To name just one reason why feminism is needed: In Denmark a few months ago, newspapers reported that a female blogger had shut down her blog called ’Confessions of a Feminist’ after receiving several hundred threats of violence, harassment and rape – all of them posted by anti-feminists who all happened to be men. Around the same time, the newpapers also reported about another woman whose Facebook profile had been attacked by anti-feminists with violent threats as well. The reason? Well, she had participated in a number of Internet-related debates on various topics related to misogyny.

But these women behind the screens are not some fictional, computer-generated avatars that everyone can readily fling their hatred and threats after. They are real people with real feelings and real lives. Life on the internet is not some distant parallel world where threats are not the same as in a physical space. Threats work the same way.

If the politicians who make the laws chose to follow a feminist way of thinking, they would create a legislation about internet-related hatred. This legislation should not differentiate between whether hateful and threatening words were said face to face, sent in an email or written in a debate on the internet in order to cope with the ‘Wild West’ conditions which dominate daily life in the digital era.

No one should be allowed to harass other network users by threats of rape, murder or violence. This remains a major problem for the democratic exchange of views, and it is time to do something about it.

There is a need for feminism when women are structurally subdued to conditions that promote men socially, economically and in terms of power. There is a need for feminism when the legal differences between the sexes are due to stereotyping conditions with implications for how society perceives men in relation to maternity leave (yes, another unnecessarily gendered expression!), visitation rights, military service and reproductive rights.

And there is a need for feminism when men on a regular basis claim that their gender has “lost” the first round of the so-called ”equality fight” against women. Only if we take the men’s structural privileges for granted this can be perceived as a defeat. But far more than to be a battle of the sexes, feminism is a battle between humans and prejudices.
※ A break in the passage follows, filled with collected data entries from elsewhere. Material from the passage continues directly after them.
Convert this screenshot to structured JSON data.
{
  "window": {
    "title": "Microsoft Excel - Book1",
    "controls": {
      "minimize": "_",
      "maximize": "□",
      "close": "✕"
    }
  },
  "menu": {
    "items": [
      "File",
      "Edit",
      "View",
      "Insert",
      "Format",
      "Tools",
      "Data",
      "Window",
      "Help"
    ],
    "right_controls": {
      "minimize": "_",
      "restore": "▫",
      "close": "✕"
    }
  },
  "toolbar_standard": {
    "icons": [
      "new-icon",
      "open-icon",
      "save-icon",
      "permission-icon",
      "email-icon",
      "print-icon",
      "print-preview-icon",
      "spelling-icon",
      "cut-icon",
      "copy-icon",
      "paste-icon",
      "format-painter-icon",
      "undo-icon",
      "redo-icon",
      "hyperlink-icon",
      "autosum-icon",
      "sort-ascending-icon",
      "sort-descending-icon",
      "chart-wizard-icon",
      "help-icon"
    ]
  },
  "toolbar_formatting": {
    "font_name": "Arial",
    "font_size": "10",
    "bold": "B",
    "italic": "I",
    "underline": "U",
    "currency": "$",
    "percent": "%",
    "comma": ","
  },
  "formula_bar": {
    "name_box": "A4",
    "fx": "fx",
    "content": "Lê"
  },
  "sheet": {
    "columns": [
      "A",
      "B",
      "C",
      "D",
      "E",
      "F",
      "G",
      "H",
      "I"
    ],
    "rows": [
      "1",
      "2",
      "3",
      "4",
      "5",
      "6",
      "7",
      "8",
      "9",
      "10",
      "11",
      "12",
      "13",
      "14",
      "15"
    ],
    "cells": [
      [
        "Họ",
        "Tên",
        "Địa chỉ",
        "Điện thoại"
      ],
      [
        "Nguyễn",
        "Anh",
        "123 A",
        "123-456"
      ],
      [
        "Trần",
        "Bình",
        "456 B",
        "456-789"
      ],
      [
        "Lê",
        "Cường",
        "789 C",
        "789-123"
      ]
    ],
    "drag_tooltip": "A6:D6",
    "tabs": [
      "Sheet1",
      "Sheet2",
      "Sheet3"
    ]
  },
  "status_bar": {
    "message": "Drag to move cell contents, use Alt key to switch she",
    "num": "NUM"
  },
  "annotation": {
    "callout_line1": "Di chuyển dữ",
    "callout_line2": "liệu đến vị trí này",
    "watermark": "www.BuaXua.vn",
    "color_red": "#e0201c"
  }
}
And actually it’s not that hard to be a feminist, not even for a male person. As one of my male acquaintances (whom I had no idea was a feminist), wrote the other day in an update on Facebook:

“By identifying myself as a feminist, I agree that problems related to gender issues exist and that they should be resolved. I do not necessarily agree with everything which feminists say or write, and I don’t buy all the options they propose. But I basically agree in their case: Men and women should have equal opportunities. I want to help rectifying this.”